Carpal Tunnel Syndrome
Please click here to view the full Carpal Tunnel Syndrome Commissioning Statement.
Nerve conduction studies (NCS) are NOT available from primary care (see commissioning statement). The need for NCS to confirm and predict positive surgical outcome in specific cases is a matter for surgeons and neurophysiologists consideration.
NHS Scarborough & Ryedale and Vale of York CCGs will commission surgical decompression under local anaesthetic, for the treatment of carpal tunnel syndrome only in the following circumstances. For classification of symptoms of CTS, please see Appendix 1 in the full statement (link above).
Patients are experiencing symptoms that are interfering with activities of daily living AND all of the following have been tried:
- The patient has not responded to a minimum of 6 months of conservative management, including at least 8 weeks of night time use of well-fitting wrist splints and
- Appropriate analgesia has been tried and
- Corticosteroid injections (given at least once prior to referral, unless clinically contraindicated) and
- Lifestyle/workplace modification e.g. weight loss, if appropriate
- Patient is experiencing advanced or severe, neurological symptoms of Carpal Tunnel Syndrome such as constant pins and needles, numbness, muscle wasting and prominent pain or
- Sudden or traumatic in origin
Surgery should only be undertaken under local anaesthetic.
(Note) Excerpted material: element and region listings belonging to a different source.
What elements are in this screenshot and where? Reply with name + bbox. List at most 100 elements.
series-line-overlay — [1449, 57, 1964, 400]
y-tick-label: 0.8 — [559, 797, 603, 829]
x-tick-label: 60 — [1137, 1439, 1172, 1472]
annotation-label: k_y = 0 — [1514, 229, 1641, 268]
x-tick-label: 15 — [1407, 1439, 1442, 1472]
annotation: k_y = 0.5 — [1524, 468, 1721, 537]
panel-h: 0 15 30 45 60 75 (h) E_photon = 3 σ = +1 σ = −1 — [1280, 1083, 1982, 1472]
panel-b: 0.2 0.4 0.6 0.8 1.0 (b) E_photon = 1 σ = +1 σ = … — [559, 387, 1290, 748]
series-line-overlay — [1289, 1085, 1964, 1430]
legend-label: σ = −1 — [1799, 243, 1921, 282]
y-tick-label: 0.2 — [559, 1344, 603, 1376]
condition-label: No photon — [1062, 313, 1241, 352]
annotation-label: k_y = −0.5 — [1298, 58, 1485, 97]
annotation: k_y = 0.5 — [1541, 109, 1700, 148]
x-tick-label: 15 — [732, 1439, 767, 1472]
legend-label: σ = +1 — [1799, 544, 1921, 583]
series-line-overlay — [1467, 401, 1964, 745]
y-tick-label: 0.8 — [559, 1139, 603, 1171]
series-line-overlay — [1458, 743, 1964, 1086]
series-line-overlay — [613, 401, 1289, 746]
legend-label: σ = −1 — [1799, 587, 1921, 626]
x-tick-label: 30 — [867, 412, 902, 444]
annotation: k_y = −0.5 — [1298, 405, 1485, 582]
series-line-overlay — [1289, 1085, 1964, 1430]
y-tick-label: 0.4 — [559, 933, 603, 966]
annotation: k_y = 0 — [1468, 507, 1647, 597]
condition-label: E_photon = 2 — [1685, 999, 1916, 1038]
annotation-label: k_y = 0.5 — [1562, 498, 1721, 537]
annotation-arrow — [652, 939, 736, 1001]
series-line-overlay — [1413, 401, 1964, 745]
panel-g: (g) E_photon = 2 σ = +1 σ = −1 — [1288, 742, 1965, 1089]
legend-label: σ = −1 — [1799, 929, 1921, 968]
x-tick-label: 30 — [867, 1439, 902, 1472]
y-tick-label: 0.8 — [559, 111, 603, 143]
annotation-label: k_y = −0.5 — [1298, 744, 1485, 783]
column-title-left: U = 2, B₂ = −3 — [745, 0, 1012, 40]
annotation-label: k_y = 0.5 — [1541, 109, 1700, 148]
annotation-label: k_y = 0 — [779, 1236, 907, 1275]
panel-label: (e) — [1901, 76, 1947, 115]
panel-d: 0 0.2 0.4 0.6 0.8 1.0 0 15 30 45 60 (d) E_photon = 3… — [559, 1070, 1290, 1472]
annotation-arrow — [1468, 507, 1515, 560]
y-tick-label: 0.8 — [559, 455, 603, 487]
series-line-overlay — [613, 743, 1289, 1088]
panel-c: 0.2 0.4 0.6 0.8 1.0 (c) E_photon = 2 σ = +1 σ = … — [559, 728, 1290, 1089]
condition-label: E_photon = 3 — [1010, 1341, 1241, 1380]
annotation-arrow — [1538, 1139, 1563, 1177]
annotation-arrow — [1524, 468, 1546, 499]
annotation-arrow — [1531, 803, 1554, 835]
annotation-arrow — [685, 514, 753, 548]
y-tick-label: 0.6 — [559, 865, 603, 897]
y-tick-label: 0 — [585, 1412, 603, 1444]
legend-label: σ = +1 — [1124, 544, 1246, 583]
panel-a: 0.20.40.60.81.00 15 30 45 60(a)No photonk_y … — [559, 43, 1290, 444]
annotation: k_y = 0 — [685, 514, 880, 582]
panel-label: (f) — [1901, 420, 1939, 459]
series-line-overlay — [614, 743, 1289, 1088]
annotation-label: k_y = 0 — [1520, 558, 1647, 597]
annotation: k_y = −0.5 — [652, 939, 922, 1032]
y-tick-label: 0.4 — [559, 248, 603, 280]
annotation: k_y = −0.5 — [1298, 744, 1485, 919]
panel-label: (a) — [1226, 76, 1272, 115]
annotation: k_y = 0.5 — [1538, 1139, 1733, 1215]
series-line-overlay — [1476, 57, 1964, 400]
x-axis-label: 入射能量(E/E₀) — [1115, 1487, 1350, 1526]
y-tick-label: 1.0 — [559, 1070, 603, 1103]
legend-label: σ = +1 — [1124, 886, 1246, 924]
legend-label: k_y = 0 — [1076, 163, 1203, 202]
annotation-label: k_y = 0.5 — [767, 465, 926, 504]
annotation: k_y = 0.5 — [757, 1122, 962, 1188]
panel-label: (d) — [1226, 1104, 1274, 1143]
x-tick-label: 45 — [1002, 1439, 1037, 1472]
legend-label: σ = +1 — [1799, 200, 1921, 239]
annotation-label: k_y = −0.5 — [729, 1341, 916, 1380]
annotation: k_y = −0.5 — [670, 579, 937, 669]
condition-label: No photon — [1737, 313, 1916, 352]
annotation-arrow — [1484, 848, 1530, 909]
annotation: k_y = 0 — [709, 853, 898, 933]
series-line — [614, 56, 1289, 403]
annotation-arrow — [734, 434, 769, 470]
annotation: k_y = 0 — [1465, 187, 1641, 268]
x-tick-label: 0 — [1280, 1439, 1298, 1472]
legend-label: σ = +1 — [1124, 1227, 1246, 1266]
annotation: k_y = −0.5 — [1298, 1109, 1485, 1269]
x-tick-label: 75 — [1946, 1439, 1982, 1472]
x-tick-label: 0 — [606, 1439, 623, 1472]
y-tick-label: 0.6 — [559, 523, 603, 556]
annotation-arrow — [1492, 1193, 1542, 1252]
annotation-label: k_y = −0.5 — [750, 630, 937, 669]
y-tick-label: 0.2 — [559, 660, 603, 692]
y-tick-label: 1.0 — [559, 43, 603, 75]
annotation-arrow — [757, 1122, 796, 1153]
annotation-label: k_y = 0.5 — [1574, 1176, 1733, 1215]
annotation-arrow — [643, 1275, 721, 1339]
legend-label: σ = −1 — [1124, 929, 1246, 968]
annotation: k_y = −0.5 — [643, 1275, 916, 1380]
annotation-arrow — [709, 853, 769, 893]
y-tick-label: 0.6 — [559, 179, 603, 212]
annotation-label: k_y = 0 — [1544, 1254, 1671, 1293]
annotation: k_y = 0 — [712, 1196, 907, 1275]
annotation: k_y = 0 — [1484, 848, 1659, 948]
Fear of the procedure, or patient choice are not adequate reasons for requesting surgery under GA, unless supporting mitigating factors are submitted to the IFR panel by the requesting clinician.
Patients who do not meet the criteria outlined above, can be considered on an individual basis where their GP or Consultant believes there is an exceptional clinical need that justifies deviation from this policy. In those instances an application should be made to the IFR panel. To submit an application to the CCG's Individual Funding Request Panel, please click here for further information.
In all cases the patient should have been informed about the shared decision making tool for Carpal Tunnel Syndrome available here.
Both splinting and steroid injection produce improvement in the majority of patients at least temporarily and should both be tried for patients with less severe symptoms and findings who are likely to include the 35% of patients who will not need further intervention.